[cairo] Embedding jpeg in pdf

Sun Jul 13 00:40:25 PDT 2008

On Jul 12, 2008, at 9:23 PM, Adrian Johnson wrote:

> One of the items on the ROADMAP [1] for 1.8 is jpeg embedding in the
> PDF, PS, and win32-printing backends.

Awesome, I'm hoping that we can do Save-as-PDF natively in Firefox for  
the next release and this will be a big help in keeping the PDF size  
sane.

> There are a couple of ways this could be implemented. The minimal
> approach would be to add a function to supply the jpeg data to a
> surface. The jpeg data would be used instead of the image data when
> embedding the surface image in backends that support jpeg. The  
> advantage
> of this approach is that no dependency on a jpeg library is required.
> The disadvantage is that the user would need to be careful to ensure
> that the surface has the same content as the jpeg image otherwise
> fallback images are going to be wrong.
>
> The other approach is to provide a  
> cairo_image_surface_create_from_jpeg
> function. The advantage is a simpler API for applications to use. The
> disadvantage is the libjpeg dependency.

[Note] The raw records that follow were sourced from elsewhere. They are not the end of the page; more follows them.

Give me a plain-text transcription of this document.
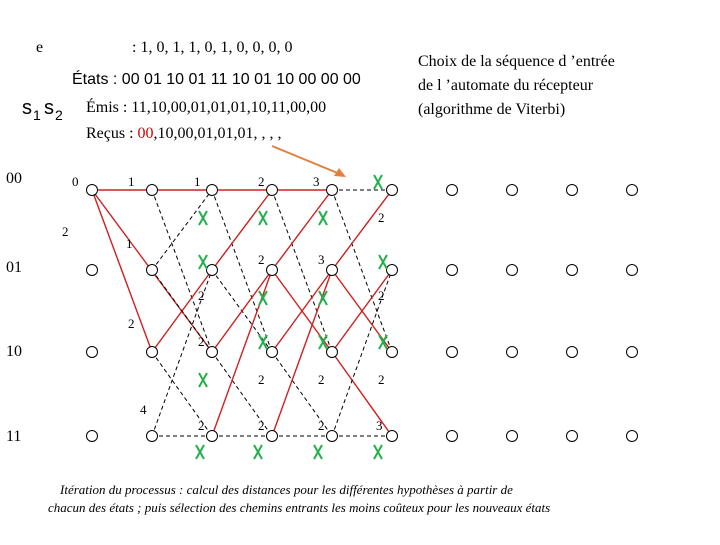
e	: 1, 0, 1, 1, 0, 1, 0, 0, 0, 0
États : 00 01 10 01 11 10 01 10 00 00 00
s 1 s 2 Émis : 11,10,00,01,01,01,10,11,00,00
Reçus : 00,10,00,01,01,01, , , ,
Choix de la séquence d ’entrée
de l ’automate du récepteur
(algorithme de Viterbi)
00
01
10
11
0	1	1	2	3
2
1
2
2	3
2	2
2
2
2	2	2
4
2	2	2	3
Itération du processus : calcul des distances pour les différentes hypothèses à partir de
chacun des états ; puis sélection des chemins entrants les moins coûteux pour les nouveaux états
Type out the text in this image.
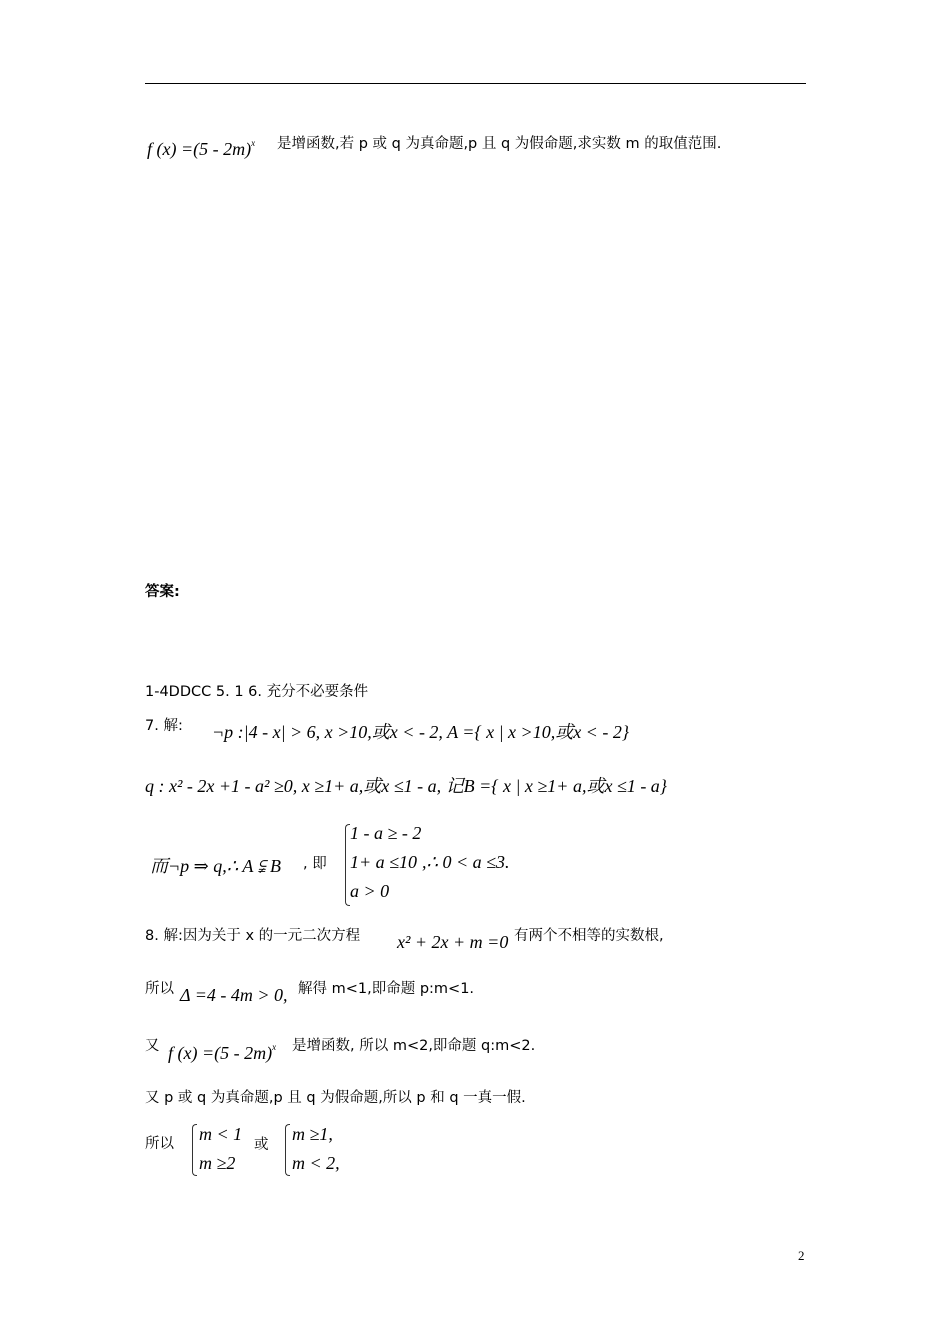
f (x) =(5 - 2m)$^x$ 是增函数,若 p 或 q 为真命题,p 且 q 为假命题,求实数 m 的取值范围.
答案:
1-4DDCC 5. 1 6. 充分不必要条件
7. 解: ¬p :|4 - x| > 6, x >10,或x < - 2, A ={ x | x >10,或x < - 2}
q : x² - 2x +1 - a² ≥0, x ≥1+ a,或x ≤1 - a, 记B ={ x | x ≥1+ a,或x ≤1 - a}
而¬p ⇒ q,∴ A ⫋ B , 即
1 - a ≥ - 2
1+ a ≤10
a > 0
,∴ 0 < a ≤3.
8. 解:因为关于 x 的一元二次方程 x² + 2x + m =0 有两个不相等的实数根,
所以 Δ =4 - 4m > 0, 解得 m<1,即命题 p:m<1.
又 f (x) =(5 - 2m)$^x$ 是增函数, 所以 m<2,即命题 q:m<2.
又 p 或 q 为真命题,p 且 q 为假命题,所以 p 和 q 一真一假.
所以 m < 1
m ≥2
或
m ≥1,
m < 2,
2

These aren't really two approaches, no?  The second depends on the  
functionality from the first -- the create_from_jpeg part is an  
additional API (that I strongly dislike, see below..).

> I have created three patches to implement these two ideas on the jpeg
> branch of my git repository [2]. The first patch adds the API function
>
> void
> cairo_surface_set_jpeg_data (cairo_surface_t    *surface,
>                              unsigned char      *data,
>                              long                length)
>
> to supply the jpeg data to a surface.

This makes sense, though if you're already adding the ability to  
attach data to a surface, why not make this more generic?  That way we  
won't have to add another function if we add support for, say, TIFF or  
somesuch.  Maybe a function that takes a mime type along with data/ 
length?

> The second patch implements PDF embedding of jpeg images. The third
> patch adds the API function:
>
> cairo_surface_t *
> cairo_image_surface_create_from_jpeg (const char   *filename)

I dislike this part -- the png stuff is in cairo because of testing,  
but I don't think we need to do jpeg decoding in cairo and especially  
don't need to add a dependency on libjpeg.  If an application wants to  
embed jpeg images, it's probably already decoding jpeg images for its  
own purpose -- there's no reason for cairo to duplicate that  
functionality.  (For testing purposes, it's probably ok to add a  
dependancy on libjpeg for the test itself, though.)

> The current limitations of these patches that I am aware of are:
>
> - I am not sure who should own the data supplied by
> cairo_surface_set_jpeg_data() and whether the entire data or only the
> pointer should be copied when snapshotting surfaces.

I'd say that the data should be shared until it is set again.. that  
is, I'd create a new internal object that's a refcounted data chunk  
which would be shared amongst all snapshots.  If set_data is called on  
a surface that has an existing shared object, it just decrements the  
refcount of that and creates a new one for itself.  That also seems to  
solve the data ownership problem -- if the PDF surface needs to hold  
on to the data for potentially longer than the surface lifetime, it  
can do so.   Though it might be nice for an application to be able to  
pass in a pointer to its own buffer and avoid a copy controlled by  
cairo as well, though that complicates the lifetime considerably.

     - Vlad